Can a new patient visit be billed as "incident to" when handled by an NPP?


A: No. For services to be considered incident to, there first must have been a "direct, personal and professional service furnished by the physician to initiate the course of treatment," according to Medicare regulations. Care provided to a new patient or an established patient with a new health care problem may never be billed as incident-to a physician service. To bill for the NPP, the physician must have seen the patient first at a previous encounter and established the plan of care.

If the doctor is on his way in, does that count toward supervision requirements?


A: No. For follow-up services to be billed as incident to, they must be furnished by an employee or independent contractor under immediate personal supervision of a physician. Therefore, an incident-to bill is not permitted for visits occurring while the physician is out of the office for lunch or on other business.

Is it more efficient and profitable to have the NPP see patients in the office or the hospital?


A: The regulations state that NPPs can bill incident to for services that are normally furnished in a physician's offices. Therefore, if NPPs perform rounds in the hospital for the physician or visit a skilled nursing facility to see the physician's patients, they must bill under their own provider number.

What is the difference between incident to and shared visits?


A: In general, incident-to services are for office-based services, and shared visits are for hospital services.

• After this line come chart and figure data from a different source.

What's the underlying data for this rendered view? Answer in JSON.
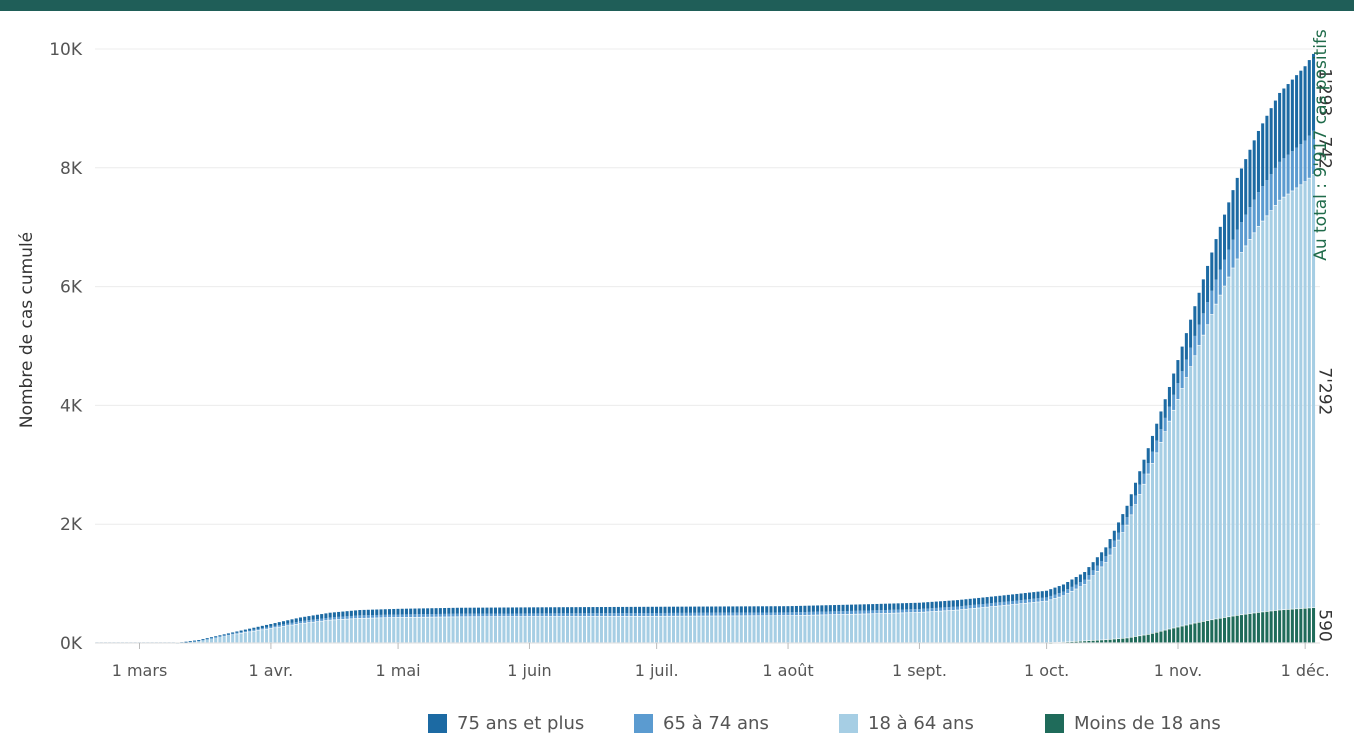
{
  "chart_data": {
    "type": "bar",
    "stacked": true,
    "ylabel": "Nombre de cas cumulé",
    "ylim": [
      0,
      10000
    ],
    "yticks": [
      0,
      2000,
      4000,
      6000,
      8000,
      10000
    ],
    "ytick_labels": [
      "0K",
      "2K",
      "4K",
      "6K",
      "8K",
      "10K"
    ],
    "x_start": "2020-02-20",
    "x_end": "2020-12-05",
    "xticks": [
      {
        "date": "2020-03-01",
        "label": "1 mars"
      },
      {
        "date": "2020-04-01",
        "label": "1 avr."
      },
      {
        "date": "2020-05-01",
        "label": "1 mai"
      },
      {
        "date": "2020-06-01",
        "label": "1 juin"
      },
      {
        "date": "2020-07-01",
        "label": "1 juil."
      },
      {
        "date": "2020-08-01",
        "label": "1 août"
      },
      {
        "date": "2020-09-01",
        "label": "1 sept."
      },
      {
        "date": "2020-10-01",
        "label": "1 oct."
      },
      {
        "date": "2020-11-01",
        "label": "1 nov."
      },
      {
        "date": "2020-12-01",
        "label": "1 déc."
      }
    ],
    "series": [
      {
        "name": "Moins de 18 ans",
        "color": "#1f6b5a",
        "key": "under18"
      },
      {
        "name": "18 à 64 ans",
        "color": "#a6cee4",
        "key": "a18_64"
      },
      {
        "name": "65 à 74 ans",
        "color": "#5b9bd0",
        "key": "a65_74"
      },
      {
        "name": "75 ans et plus",
        "color": "#1c6aa3",
        "key": "a75plus"
      }
    ],
    "anchors": [
      {
        "date": "2020-03-10",
        "under18": 0,
        "a18_64": 2,
        "a65_74": 0,
        "a75plus": 0
      },
      {
        "date": "2020-03-15",
        "under18": 0,
        "a18_64": 40,
        "a65_74": 5,
        "a75plus": 5
      },
      {
        "date": "2020-03-20",
        "under18": 0,
        "a18_64": 100,
        "a65_74": 15,
        "a75plus": 15
      },
      {
        "date": "2020-03-25",
        "under18": 0,
        "a18_64": 160,
        "a65_74": 25,
        "a75plus": 25
      },
      {
        "date": "2020-04-01",
        "under18": 0,
        "a18_64": 240,
        "a65_74": 35,
        "a75plus": 45
      },
      {
        "date": "2020-04-08",
        "under18": 0,
        "a18_64": 320,
        "a65_74": 45,
        "a75plus": 65
      },
      {
        "date": "2020-04-15",
        "under18": 0,
        "a18_64": 380,
        "a65_74": 50,
        "a75plus": 80
      },
      {
        "date": "2020-04-22",
        "under18": 0,
        "a18_64": 410,
        "a65_74": 55,
        "a75plus": 90
      },
      {
        "date": "2020-05-01",
        "under18": 0,
        "a18_64": 425,
        "a65_74": 55,
        "a75plus": 95
      },
      {
        "date": "2020-05-15",
        "under18": 0,
        "a18_64": 435,
        "a65_74": 58,
        "a75plus": 100
      },
      {
        "date": "2020-06-01",
        "under18": 0,
        "a18_64": 440,
        "a65_74": 58,
        "a75plus": 102
      },
      {
        "date": "2020-07-01",
        "under18": 0,
        "a18_64": 445,
        "a65_74": 60,
        "a75plus": 105
      },
      {
        "date": "2020-08-01",
        "under18": 0,
        "a18_64": 455,
        "a65_74": 60,
        "a75plus": 105
      },
      {
        "date": "2020-08-20",
        "under18": 0,
        "a18_64": 485,
        "a65_74": 62,
        "a75plus": 106
      },
      {
        "date": "2020-09-01",
        "under18": 0,
        "a18_64": 510,
        "a65_74": 62,
        "a75plus": 106
      },
      {
        "date": "2020-09-10",
        "under18": 0,
        "a18_64": 550,
        "a65_74": 64,
        "a75plus": 108
      },
      {
        "date": "2020-09-20",
        "under18": 0,
        "a18_64": 620,
        "a65_74": 65,
        "a75plus": 110
      },
      {
        "date": "2020-10-01",
        "under18": 0,
        "a18_64": 700,
        "a65_74": 68,
        "a75plus": 112
      },
      {
        "date": "2020-10-05",
        "under18": 10,
        "a18_64": 780,
        "a65_74": 75,
        "a75plus": 120
      },
      {
        "date": "2020-10-10",
        "under18": 30,
        "a18_64": 950,
        "a65_74": 85,
        "a75plus": 130
      },
      {
        "date": "2020-10-15",
        "under18": 50,
        "a18_64": 1300,
        "a65_74": 110,
        "a75plus": 150
      },
      {
        "date": "2020-10-20",
        "under18": 80,
        "a18_64": 1900,
        "a65_74": 140,
        "a75plus": 190
      },
      {
        "date": "2020-10-25",
        "under18": 140,
        "a18_64": 2700,
        "a65_74": 190,
        "a75plus": 250
      },
      {
        "date": "2020-10-30",
        "under18": 230,
        "a18_64": 3500,
        "a65_74": 250,
        "a75plus": 330
      },
      {
        "date": "2020-11-05",
        "under18": 330,
        "a18_64": 4500,
        "a65_74": 340,
        "a75plus": 500
      },
      {
        "date": "2020-11-10",
        "under18": 400,
        "a18_64": 5300,
        "a65_74": 420,
        "a75plus": 680
      },
      {
        "date": "2020-11-15",
        "under18": 460,
        "a18_64": 6000,
        "a65_74": 500,
        "a75plus": 870
      },
      {
        "date": "2020-11-20",
        "under18": 510,
        "a18_64": 6500,
        "a65_74": 580,
        "a75plus": 1030
      },
      {
        "date": "2020-11-25",
        "under18": 550,
        "a18_64": 6900,
        "a65_74": 650,
        "a75plus": 1160
      },
      {
        "date": "2020-12-01",
        "under18": 580,
        "a18_64": 7180,
        "a65_74": 700,
        "a75plus": 1250
      },
      {
        "date": "2020-12-03",
        "under18": 590,
        "a18_64": 7292,
        "a65_74": 742,
        "a75plus": 1293
      }
    ],
    "last_value_labels": {
      "under18": "590",
      "a18_64": "7'292",
      "a65_74": "742",
      "a75plus": "1'293"
    },
    "total_annotation": "Au total : 9'917 cas positifs",
    "total_annotation_color": "#1f6b4a",
    "legend": {
      "position": "bottom",
      "items": [
        {
          "label": "75 ans et plus",
          "color": "#1c6aa3"
        },
        {
          "label": "65 à 74 ans",
          "color": "#5b9bd0"
        },
        {
          "label": "18 à 64 ans",
          "color": "#a6cee4"
        },
        {
          "label": "Moins de 18 ans",
          "color": "#1f6b5a"
        }
      ]
    },
    "grid": true
  },
  "colors": {
    "top_bar": "#1f5e58"
  }
}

Specifically, shared services are E/M services that a physician and an NPP provide jointly and are reported in the emergency department, outpatient department or inpatient department of the hospital. Both the physician and the NPP must provide a face-to-face service to the patient on the same calendar day and both must document their portion of the work. The combined work is then billed under the physician's provider number for 100 percent of the Medicare physician fee schedule — even if the NPP performed the majority of the work.

The difference in reimbursement between incident-to (100 percent) billing and billing under an NPP's own provider number (85 percent) can be substantial. So make sure you follow the rules.